My Personal Site

Website featuring a markdown blog built with Go, Templ, and HTMX

November 15th, 2025


Summary

My personal website, focused on being fast, simple, and server-driven by using Go, Templ, and HTMX, without sacrificing modern interactivity.

Features

Motivation

I built my website this way because I realized that it didn't require a level of interactivity that made me want to introduce an entire enormous frontend framework.

Architecture Overview

Technologies Used

(templ should be here too but it's not in devicons)

Key Design Decisions

Why Golang

Go is a really pleasant language to write. Due to its opinionated nature, there is a lot of time that might normally be spent thinking about how you might want to implement something that instead is put into building. Additionally, it's an actual statically typed general-purpose language (not a type system bolted on top of JavaScript), which means it sidesteps many of the hard-to-trace errors I've dealt with writing TypeScript apps.

Why Templ

Templ feels like writing Go-flavored HTML. Componentization is natural, the syntax is clean, and the integration with Go makes the entire development experience feel coherent instead of hacked together.

Why HTMX

HTMX enabled a degree of polish that otherwise would not have been possible with pure HTML and CSS. Via functionality like hx-boost, it allows you to build client-side reactivity without introducing any actual JavaScript.

Challenges

An unfortunate side-effect of stepping out of the massive frontend ecosystems is that you actually have to think about how you want to build your application. I experienced problems that were in hindsight trivial, but genuinely tripped me up for a moment. For example, I spent a solid 30 minutes just trying to get tailwind to compile, only to realize that I was compiling tailwind after running templ generate, which meant the templates being generated didn't feature any of the new CSS. This isn't the sort of problem that shouldn't be a thing, but is somewhat enabled by an overreliance on frameworks that build everything for you.

Key Takeaways

You don't always need JS

JS is great. It really is. It's not even slow anymore.

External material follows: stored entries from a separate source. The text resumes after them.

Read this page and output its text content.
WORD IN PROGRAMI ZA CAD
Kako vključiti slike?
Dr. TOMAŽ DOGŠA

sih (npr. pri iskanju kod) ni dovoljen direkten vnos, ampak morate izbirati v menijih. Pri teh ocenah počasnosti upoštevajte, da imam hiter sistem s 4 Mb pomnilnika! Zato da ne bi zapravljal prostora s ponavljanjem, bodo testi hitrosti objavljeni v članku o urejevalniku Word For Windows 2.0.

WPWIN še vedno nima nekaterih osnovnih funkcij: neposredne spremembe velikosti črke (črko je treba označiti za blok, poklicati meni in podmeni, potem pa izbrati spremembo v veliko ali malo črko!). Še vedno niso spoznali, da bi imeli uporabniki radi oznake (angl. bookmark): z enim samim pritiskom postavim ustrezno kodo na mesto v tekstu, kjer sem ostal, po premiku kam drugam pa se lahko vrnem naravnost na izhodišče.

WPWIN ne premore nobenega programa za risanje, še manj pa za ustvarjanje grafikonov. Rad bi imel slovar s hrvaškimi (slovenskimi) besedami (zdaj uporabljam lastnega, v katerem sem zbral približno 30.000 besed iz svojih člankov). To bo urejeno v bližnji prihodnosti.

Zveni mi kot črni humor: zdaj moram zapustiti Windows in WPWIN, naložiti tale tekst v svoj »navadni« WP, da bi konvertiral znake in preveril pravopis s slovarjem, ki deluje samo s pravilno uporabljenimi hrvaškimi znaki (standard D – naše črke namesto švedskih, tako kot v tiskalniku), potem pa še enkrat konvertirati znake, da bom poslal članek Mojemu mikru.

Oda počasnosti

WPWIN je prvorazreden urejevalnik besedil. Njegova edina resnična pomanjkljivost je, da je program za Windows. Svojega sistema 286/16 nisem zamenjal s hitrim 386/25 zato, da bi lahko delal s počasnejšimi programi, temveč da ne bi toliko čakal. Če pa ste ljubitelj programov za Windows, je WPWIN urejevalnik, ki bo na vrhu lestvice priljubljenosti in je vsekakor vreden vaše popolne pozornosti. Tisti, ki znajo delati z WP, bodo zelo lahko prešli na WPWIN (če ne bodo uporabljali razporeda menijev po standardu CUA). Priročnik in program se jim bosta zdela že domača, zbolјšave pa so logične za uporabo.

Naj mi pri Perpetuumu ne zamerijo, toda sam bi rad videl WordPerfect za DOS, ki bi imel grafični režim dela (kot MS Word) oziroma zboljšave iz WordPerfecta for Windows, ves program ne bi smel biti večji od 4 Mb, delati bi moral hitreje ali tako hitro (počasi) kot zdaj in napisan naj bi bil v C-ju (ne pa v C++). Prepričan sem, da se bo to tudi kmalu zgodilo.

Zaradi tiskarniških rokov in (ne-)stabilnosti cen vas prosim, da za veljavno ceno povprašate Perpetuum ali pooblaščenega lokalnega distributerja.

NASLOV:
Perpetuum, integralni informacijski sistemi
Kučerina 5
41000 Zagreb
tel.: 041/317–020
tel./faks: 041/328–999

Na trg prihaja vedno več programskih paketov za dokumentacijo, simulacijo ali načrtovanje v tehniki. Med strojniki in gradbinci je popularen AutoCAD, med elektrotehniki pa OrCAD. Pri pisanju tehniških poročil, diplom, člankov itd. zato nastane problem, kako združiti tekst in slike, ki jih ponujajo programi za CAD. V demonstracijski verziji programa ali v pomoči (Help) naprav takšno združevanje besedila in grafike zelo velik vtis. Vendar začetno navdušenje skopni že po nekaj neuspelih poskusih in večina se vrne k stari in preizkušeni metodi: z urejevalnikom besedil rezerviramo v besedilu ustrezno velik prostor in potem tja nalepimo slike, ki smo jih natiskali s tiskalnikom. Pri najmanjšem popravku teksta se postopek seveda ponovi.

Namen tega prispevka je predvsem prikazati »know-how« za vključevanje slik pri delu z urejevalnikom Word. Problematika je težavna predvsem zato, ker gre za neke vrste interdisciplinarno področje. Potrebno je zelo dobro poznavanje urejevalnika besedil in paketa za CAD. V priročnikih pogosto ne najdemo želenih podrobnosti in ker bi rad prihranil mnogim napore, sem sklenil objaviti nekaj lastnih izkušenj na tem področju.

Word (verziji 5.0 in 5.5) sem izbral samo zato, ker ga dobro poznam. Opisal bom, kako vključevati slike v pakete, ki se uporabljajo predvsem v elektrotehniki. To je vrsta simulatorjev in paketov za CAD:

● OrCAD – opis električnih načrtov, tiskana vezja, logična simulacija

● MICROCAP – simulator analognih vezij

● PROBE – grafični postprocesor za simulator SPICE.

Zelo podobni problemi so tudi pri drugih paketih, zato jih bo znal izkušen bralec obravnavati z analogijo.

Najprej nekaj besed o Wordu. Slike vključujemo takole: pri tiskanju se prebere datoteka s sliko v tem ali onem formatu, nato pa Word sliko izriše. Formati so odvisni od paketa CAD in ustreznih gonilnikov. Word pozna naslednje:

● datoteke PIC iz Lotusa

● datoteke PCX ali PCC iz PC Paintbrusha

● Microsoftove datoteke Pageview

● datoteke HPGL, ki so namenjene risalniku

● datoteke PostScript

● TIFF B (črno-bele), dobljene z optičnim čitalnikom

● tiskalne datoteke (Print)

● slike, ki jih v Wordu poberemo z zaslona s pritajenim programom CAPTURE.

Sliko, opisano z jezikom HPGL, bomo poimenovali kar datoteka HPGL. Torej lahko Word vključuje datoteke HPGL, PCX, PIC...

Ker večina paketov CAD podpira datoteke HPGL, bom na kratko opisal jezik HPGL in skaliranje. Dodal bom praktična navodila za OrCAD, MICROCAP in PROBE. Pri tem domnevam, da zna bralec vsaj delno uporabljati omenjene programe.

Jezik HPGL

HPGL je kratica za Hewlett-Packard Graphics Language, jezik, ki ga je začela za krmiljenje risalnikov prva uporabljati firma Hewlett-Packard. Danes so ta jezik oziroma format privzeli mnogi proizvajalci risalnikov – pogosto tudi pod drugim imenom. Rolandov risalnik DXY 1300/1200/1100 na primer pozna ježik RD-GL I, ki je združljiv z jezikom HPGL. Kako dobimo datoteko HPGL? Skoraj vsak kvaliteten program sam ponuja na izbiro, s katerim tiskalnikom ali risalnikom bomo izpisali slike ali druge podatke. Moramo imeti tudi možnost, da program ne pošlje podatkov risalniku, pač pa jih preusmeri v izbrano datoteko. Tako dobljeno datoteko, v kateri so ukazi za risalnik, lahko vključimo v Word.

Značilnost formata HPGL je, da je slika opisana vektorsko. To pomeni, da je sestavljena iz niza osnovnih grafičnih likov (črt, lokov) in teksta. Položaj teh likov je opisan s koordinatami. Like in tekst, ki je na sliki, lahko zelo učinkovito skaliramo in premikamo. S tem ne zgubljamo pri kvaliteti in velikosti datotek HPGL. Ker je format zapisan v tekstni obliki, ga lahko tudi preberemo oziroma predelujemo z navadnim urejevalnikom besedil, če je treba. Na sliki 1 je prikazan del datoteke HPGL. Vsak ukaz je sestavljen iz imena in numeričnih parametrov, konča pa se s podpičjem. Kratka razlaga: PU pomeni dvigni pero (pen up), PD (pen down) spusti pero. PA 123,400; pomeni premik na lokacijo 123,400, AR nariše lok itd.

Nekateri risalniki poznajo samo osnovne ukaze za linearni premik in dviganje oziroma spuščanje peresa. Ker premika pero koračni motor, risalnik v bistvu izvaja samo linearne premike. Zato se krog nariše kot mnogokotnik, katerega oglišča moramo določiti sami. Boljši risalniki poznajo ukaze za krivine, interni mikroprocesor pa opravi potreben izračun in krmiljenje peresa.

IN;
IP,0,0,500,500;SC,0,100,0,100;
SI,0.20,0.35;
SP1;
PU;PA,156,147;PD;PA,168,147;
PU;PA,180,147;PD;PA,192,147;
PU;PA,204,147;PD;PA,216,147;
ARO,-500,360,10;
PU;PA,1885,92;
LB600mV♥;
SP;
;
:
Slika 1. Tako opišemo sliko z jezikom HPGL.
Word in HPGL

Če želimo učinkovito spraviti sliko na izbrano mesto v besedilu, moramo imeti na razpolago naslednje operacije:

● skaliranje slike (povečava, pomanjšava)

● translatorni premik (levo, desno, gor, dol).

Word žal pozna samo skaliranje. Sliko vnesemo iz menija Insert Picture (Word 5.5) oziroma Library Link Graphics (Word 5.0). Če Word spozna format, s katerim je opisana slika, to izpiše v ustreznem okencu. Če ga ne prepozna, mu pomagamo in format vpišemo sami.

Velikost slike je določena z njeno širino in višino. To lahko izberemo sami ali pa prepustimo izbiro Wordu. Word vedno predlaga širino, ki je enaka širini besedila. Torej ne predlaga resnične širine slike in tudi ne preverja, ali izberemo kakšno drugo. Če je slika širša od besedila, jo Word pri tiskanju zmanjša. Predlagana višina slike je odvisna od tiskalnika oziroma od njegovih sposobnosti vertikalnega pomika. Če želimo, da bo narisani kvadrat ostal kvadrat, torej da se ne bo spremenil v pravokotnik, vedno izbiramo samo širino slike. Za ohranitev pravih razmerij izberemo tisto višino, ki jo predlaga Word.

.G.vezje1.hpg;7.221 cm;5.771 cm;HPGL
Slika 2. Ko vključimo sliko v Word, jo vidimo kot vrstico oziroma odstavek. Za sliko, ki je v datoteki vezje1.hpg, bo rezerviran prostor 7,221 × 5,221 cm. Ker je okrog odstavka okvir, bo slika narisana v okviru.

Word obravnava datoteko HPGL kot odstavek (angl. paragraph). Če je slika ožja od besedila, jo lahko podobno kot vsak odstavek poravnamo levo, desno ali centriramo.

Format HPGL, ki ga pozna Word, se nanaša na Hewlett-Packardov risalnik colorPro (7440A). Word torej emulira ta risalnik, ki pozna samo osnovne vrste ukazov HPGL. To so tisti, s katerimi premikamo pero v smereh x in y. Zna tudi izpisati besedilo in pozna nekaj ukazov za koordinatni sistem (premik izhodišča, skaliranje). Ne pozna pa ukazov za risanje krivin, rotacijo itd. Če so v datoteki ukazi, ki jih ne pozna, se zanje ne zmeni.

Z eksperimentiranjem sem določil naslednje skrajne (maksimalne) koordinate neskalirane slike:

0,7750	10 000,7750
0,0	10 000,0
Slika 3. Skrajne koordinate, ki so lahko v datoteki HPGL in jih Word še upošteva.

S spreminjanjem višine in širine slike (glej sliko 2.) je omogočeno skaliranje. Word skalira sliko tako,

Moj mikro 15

The problem however is that JS itself can feel cumbersome when it's the thing dictating much of your client. Tools like HTMX and Templ show that you don't have to rely on bloated frontend frameworks and massive client-side runtimes to achieve modern reactivity.

I have no idea why I made the original version of this site in Next.js

Not because Next.js is bad, it's great, but because it was complete overkill for what the intended functionality of this site is, and the current version causes me to feel an unprecedented degree of control over the site itself, while feeling clean, fast, and fun.